Here are the best Steam Deck SD cards:
1. SanDisk Extreme microSDXC
Naturally, the best SD card for Steam Deck should be as big as possible without sacrificing its read speeds – no disrespect to loading screen tips, but we’d rather be playing the game. The SanDisk Extreme microSDXC 1TB model can’t hit its 160MB/s read speed ceiling because of the Steam Deck’s own limitations, but it still performs better than its competition with heights of 100MB/s. This is the sweet spot with the Steam Deck’s own limitations in mind.
Western Digital claims that the SanDisk Extreme microSDXC card is waterproof, shock proof, and even x-ray proof. We don’t recommend putting any of those claims to the test, but it also comes with a lifetime warranty if you do, which is more than most alternatives. If 1TB is a bit too rich for your taste, it also comes in 512GB, 400GB, 256GB, 128GB, 64GB, and 32GB flavours, although you might struggle with anything in double digit territory.
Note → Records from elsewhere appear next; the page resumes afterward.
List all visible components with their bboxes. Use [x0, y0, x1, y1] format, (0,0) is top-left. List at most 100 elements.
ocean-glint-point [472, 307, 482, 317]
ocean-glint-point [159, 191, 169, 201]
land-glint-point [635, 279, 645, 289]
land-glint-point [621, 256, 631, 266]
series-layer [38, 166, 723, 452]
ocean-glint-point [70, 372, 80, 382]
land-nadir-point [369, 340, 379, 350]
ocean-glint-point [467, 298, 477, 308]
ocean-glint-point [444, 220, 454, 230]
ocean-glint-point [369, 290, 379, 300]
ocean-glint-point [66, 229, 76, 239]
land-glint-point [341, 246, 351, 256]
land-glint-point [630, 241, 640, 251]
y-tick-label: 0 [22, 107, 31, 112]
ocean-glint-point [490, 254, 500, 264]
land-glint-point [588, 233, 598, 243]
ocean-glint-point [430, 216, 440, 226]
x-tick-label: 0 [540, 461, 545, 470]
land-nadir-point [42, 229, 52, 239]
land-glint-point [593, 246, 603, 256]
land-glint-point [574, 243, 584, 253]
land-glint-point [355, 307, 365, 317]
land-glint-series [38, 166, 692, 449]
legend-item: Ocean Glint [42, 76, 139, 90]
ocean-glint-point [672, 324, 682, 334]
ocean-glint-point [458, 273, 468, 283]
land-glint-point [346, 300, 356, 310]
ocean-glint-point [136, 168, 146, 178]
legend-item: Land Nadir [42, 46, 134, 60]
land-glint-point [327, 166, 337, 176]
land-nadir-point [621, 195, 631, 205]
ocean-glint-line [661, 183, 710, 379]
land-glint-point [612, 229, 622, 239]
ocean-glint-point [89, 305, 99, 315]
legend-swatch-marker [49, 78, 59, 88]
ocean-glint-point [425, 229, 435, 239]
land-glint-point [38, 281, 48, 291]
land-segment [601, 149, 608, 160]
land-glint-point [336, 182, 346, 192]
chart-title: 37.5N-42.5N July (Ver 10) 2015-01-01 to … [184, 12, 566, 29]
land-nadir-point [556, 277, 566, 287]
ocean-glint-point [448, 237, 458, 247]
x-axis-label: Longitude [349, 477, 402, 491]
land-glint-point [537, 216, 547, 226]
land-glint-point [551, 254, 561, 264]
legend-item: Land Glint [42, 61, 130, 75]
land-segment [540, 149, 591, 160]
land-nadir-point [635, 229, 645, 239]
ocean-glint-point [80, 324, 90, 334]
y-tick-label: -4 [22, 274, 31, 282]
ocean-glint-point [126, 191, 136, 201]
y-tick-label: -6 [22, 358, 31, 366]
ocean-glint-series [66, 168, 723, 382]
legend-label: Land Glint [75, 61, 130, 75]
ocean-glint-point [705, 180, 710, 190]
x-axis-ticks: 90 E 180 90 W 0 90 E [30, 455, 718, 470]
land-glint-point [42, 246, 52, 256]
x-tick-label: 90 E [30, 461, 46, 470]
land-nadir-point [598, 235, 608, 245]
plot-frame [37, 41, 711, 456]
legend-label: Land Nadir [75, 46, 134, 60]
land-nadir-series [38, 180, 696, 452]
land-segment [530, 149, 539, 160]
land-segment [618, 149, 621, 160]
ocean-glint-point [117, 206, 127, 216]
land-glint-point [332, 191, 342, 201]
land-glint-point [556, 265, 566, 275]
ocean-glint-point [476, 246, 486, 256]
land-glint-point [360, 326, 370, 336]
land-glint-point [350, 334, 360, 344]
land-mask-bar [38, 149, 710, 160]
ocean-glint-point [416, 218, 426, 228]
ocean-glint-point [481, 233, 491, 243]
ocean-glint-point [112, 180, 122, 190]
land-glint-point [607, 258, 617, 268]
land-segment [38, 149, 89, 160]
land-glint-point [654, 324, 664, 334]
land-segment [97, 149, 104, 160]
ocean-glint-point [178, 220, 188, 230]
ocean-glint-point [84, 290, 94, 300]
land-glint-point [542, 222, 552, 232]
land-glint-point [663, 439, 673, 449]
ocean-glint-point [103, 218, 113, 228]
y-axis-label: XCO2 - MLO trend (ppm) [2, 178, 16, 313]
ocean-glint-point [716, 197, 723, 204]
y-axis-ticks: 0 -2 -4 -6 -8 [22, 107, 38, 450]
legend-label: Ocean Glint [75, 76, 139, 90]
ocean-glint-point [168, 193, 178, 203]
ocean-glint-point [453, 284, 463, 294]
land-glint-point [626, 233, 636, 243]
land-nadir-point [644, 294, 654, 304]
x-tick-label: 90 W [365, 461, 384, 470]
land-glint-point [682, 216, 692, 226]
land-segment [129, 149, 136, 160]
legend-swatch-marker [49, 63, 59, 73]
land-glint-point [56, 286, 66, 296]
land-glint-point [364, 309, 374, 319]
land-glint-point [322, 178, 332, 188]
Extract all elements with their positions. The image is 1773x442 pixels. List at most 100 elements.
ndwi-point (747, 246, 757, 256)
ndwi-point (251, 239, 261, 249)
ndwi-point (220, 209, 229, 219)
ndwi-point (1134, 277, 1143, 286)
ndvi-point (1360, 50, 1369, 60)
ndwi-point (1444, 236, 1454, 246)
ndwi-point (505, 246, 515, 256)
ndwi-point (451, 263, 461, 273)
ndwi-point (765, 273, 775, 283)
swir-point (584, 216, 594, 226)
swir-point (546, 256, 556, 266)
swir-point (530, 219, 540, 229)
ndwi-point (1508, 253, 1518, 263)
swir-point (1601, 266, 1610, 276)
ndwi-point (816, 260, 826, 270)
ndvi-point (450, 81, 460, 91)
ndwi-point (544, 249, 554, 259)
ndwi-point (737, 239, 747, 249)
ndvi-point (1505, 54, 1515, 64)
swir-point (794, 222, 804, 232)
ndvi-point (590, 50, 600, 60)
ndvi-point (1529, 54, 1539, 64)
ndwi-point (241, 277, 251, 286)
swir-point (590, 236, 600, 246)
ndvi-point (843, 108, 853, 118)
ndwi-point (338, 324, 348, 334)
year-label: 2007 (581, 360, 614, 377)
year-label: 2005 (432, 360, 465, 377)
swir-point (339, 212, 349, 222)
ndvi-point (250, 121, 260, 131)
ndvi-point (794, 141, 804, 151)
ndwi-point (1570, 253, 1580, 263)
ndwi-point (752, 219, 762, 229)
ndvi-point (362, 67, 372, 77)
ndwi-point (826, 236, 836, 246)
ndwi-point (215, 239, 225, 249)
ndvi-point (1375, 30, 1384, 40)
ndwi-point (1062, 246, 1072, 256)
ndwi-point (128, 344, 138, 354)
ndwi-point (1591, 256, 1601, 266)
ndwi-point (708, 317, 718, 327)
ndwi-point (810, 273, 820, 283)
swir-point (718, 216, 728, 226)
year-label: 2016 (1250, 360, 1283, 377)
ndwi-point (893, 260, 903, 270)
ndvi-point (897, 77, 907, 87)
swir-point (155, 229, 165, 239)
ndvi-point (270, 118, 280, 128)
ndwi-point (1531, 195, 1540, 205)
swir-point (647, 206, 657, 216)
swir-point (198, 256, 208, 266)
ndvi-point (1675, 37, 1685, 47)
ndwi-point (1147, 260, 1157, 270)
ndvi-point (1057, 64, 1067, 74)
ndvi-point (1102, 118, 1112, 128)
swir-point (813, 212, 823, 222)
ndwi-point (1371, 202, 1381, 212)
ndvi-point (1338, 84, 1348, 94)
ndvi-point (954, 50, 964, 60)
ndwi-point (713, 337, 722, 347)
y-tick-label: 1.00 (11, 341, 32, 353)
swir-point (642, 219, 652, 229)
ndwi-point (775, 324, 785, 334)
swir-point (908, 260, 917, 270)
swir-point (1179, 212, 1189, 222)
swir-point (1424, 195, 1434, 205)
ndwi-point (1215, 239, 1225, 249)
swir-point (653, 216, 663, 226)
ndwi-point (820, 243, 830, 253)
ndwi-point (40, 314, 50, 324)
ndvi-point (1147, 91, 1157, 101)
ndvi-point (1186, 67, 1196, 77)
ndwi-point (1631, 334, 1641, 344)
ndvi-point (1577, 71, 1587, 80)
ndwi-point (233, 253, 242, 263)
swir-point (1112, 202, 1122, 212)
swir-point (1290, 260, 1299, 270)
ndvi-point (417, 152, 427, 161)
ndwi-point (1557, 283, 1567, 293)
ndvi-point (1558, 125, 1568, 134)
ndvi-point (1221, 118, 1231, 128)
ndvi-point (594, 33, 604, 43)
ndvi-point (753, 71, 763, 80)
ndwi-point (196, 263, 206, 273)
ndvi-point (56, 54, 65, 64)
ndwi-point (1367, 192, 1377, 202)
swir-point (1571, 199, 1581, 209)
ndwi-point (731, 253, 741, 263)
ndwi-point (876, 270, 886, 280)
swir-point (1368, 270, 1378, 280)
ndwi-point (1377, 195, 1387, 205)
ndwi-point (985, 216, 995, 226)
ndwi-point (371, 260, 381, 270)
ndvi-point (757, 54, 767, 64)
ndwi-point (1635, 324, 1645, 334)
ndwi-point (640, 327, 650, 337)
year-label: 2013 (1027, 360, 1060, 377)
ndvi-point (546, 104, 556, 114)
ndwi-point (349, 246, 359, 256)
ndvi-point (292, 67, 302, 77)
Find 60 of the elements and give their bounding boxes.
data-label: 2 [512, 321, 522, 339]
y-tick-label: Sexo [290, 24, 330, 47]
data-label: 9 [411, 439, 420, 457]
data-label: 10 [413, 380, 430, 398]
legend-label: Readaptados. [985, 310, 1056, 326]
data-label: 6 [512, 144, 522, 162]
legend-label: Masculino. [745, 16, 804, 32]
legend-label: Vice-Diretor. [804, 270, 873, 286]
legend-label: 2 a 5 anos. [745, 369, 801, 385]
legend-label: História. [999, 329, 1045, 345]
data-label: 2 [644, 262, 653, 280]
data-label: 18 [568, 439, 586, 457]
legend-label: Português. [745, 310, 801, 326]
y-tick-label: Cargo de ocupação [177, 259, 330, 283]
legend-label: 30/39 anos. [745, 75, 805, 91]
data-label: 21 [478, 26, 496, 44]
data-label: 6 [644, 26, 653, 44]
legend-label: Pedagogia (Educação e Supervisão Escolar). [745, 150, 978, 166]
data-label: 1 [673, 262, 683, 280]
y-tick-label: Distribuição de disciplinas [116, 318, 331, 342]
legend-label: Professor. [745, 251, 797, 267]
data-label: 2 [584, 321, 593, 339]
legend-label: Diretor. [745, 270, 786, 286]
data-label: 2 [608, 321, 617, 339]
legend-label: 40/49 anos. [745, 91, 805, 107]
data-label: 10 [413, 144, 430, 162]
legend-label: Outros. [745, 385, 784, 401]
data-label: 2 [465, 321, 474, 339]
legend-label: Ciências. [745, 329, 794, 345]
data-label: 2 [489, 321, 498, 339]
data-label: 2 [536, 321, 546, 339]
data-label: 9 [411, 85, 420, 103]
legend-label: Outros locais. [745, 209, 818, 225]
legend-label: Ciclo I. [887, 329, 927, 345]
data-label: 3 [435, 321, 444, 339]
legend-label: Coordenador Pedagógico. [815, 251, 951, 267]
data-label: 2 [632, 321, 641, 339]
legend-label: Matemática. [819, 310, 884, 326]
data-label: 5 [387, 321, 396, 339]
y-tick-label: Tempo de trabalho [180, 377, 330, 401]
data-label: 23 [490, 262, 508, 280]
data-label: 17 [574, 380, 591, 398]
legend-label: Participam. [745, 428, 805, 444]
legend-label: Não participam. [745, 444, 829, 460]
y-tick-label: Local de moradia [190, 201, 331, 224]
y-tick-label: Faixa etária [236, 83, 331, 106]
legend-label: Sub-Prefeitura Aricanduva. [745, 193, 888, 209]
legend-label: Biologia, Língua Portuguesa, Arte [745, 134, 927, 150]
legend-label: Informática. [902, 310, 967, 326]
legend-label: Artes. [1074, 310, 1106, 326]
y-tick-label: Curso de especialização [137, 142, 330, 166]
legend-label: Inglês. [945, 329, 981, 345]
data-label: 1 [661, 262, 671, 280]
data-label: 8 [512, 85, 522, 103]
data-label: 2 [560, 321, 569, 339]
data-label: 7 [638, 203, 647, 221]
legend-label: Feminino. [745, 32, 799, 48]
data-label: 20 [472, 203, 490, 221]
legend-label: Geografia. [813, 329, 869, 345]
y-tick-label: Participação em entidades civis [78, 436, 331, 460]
2. Samsung EVO Plus or EVO Select
Different names, different colours, but the same specs under the hood: the Samsung EVO Plus and EVO Select are virtually identical. Amazon has exclusive rights to the Select in some countries, but with the same speeds, classifications, and warranties, it’s worth shopping around for the cheapest one available. Better yet, they’re sometimes available in multi-packs.
3. Lexar Play
You’ll save the most money by dropping to a 512GB, 256GB, or even a 128GB model, but the Lexar Play is often the cheapest 1TB on the market thanks to sales. It’s designed with smartphones and the Nintendo Switch in mind, but it’s up to the job of running your Steam library without issue.
SD card classifications
When you look at an SD card, you might see what looks like a bunch of gibberish. Much like gaming monitors and their unruly string of letters and numbers, each of these has a meaning and the Steam Deck has limitations.
For example, the Steam Deck adopts UHS-I, which tops out at around 100MB/s read speeds and 90MB/s write speeds. You’ll be able to use the faster UHS-II standard because it’s backwards compatible, but you won’t get the higher-rated read and write speeds. Since you’ll need to format the microSD card to the Steam Deck’s operating system, it’s not worth spending the extra on one branded UHS-II unless you’re plugged into the Linux ecosystem with other devices, too.
Why not try the best external SSD for gaming instead?
The higher the V-rating, the better. V30, V60, and V90 show what the minimum sustained write speed is, being 30MB/s, 60MB/s, and 90MB/s respectively. Write speed isn’t as important as read speed, given you’ll want to download your games in advance, but no one likes waiting around.
The number that looks like it sits within a circle (it’s actually the letter C) is the speed class. Class 10 is the fastest and the default recommendation for HD video recording, but this is less important for the Steam Deck.
The ‘A’ number is the application performance class, and A2 is naturally better than A1. Both are designed for smartphone operating systems, like Android, meaning the standard is less relevant to the gaming performance of the Steam Deck but could help when you’re hopping from one piece of software to another.